2. Déployer les fonctionnalités d’économies d’énergie
Les Advanced Sleep Modes de la 5G constitueront pour l’opérateur un levier fort de maîtrise de ses OPEX énergie. Si elles ne sont pas encore toutes déployées, leurs fonctionnalités agiront à terme à plusieurs niveaux promettant une réduction de 30 à 40% de la consommation totale d’un site. Elles seront le socle d’un réseau intelligent et dynamique capable d’optimiser au maximum sa consommation énergétique en fonction du trafic et des services qu’il offre.
3. Faire des tests au sein des villes pilotes pour mesurer en conditions réelles
Les mesures en conditions réelles, dans des villes pilotes, sont un moyen idéal pour vérifier le comportement des équipements en termes de dépenses énergétiques. Elles permettent, avant de se lancer dans un déploiement massif, de maîtriser l’ensemble des paramètres qui influent sur la consommation et de construire un modèle comparatif des différentes configurations. C’est le préalable au choix de la solution la plus efficace énergétiquement pour répondre aux besoins de la performance souhaitée du réseau.
4. Imposer des critères d’économies d’énergie dans les appels d’offres
Ces tests permettent également d’inclure dans les appels d’offres, sur des bases validées, des critères de consommation énergétique, avec les KPIS et pénalités correspondantes en cas de non-respect.
5. Adapter la configuration des sites radio en fonction des besoins servis par ce site
Désormais, pour configurer les sites, il faudra tenir compte du nombre de clients potentiels, du type de services rendus et du niveau de criticité des services rendus afin de déterminer le service minimum attendu. Cela permettra d’adapter au plus près des besoins les configurations (64TR, 32TR), la puissance (80W, 100W, 120W…), les solutions de secours et les niveaux de qualité de service lorsque le passage au mode standalone (SA) donnera accès au slicing afin de servir le besoin et son évolution sans suréquiper ni surconsommer.

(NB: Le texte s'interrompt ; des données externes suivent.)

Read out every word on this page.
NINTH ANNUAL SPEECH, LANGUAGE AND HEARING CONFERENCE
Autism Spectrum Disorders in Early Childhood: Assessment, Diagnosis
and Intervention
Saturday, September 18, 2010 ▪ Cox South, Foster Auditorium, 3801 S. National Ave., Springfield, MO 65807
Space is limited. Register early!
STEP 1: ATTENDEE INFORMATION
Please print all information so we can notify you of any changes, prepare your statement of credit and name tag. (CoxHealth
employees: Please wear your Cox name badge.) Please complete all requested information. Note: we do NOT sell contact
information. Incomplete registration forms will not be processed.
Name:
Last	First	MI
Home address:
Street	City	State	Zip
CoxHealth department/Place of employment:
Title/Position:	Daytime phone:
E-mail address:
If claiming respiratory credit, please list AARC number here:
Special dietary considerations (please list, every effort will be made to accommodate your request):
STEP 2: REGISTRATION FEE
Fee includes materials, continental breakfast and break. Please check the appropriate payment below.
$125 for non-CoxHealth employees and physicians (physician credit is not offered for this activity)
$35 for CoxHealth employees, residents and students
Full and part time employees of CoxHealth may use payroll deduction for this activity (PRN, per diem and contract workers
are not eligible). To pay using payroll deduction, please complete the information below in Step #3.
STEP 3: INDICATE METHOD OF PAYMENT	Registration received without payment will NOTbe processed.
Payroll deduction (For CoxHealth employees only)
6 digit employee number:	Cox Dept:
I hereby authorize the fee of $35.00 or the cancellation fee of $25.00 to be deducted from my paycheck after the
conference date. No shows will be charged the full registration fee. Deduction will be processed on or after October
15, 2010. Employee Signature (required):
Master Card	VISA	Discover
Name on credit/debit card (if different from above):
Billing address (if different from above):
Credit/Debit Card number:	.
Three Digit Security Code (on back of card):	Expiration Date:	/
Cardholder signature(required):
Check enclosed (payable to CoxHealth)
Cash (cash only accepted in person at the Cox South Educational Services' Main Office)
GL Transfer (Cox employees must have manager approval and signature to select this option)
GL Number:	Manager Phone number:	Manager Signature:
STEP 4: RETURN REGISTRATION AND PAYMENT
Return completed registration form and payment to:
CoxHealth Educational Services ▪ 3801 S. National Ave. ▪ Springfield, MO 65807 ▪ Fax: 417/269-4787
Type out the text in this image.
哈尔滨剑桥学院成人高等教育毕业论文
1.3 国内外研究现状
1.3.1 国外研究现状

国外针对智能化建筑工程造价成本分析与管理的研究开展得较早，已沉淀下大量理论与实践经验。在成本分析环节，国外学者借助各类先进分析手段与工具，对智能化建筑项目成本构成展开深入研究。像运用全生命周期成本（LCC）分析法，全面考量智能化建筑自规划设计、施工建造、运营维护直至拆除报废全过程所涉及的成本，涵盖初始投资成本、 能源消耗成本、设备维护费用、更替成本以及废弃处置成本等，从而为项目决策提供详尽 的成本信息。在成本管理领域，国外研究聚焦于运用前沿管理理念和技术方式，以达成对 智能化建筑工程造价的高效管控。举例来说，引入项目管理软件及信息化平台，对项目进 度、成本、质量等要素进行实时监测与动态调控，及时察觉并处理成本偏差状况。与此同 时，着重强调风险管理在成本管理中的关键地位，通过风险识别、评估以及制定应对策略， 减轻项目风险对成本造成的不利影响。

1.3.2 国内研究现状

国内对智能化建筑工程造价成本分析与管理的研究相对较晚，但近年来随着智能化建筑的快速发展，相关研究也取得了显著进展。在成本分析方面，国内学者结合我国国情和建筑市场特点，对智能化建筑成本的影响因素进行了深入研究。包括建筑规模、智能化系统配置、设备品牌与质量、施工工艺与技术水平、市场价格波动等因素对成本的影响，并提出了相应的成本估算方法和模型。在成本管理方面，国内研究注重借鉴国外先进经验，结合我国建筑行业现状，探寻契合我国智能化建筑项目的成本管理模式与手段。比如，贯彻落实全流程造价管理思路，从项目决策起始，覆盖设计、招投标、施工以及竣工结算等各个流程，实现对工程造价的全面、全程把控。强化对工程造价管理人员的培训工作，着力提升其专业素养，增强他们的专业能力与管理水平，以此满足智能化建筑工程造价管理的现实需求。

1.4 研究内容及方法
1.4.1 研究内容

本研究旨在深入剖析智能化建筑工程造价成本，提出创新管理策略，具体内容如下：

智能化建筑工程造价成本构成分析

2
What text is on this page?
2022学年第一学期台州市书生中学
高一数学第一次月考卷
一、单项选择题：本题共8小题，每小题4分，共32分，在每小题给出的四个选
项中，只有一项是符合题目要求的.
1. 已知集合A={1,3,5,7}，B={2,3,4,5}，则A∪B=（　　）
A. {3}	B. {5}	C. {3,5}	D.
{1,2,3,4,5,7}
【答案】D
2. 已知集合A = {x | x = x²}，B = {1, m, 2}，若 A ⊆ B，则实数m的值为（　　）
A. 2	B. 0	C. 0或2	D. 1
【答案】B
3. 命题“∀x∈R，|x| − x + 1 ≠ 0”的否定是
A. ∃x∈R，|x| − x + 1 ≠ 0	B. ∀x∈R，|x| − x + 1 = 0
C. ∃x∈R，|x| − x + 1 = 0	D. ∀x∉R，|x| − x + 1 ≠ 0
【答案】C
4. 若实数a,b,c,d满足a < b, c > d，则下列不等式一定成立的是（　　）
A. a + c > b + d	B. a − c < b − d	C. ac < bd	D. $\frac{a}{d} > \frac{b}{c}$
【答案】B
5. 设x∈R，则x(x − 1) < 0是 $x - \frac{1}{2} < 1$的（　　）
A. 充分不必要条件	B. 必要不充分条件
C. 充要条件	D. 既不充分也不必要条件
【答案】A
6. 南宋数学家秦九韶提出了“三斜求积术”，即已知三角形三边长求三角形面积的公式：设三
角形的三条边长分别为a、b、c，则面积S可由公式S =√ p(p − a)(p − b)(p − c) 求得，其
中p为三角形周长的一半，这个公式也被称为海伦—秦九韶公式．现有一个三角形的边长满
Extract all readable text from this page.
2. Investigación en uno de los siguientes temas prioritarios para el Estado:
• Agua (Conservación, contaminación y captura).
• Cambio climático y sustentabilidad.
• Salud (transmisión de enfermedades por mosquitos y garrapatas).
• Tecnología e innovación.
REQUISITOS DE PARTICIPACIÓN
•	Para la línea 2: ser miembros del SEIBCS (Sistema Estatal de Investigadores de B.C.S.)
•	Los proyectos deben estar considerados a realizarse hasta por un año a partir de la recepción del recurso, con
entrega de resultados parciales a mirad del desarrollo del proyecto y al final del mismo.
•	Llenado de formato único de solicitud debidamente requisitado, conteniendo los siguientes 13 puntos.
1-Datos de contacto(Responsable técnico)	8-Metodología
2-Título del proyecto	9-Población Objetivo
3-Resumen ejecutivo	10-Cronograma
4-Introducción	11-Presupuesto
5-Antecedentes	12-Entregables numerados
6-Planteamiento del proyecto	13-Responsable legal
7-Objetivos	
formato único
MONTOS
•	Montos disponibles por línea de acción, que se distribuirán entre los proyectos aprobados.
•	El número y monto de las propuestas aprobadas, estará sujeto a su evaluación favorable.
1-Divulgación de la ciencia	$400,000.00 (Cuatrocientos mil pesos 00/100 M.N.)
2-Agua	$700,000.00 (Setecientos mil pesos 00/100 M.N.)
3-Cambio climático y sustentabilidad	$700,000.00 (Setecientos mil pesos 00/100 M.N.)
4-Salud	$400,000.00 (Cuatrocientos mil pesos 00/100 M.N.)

En dépit des injonctions des organismes de normalisation et des efforts des équipementiers, les opérateurs 5G seront confrontés à une augmentation des dépenses énergétique de leur réseau qu’ils pourront néanmoins maîtriser. Désormais, la configuration des sites radio devra tenir compte d’un 3ème critère, en plus de la couverture et de la capacité du site : la consommation énergétique. La planification fine des remplacements d’équipement, la mise en œuvre des « advanced sleep modes », une juste « pression » sur les équipementiers et surtout l’anticipation des services rendus et de la qualité de service voulue sur le réseau sont les clés de la maîtrise des CAPEX et OPEX.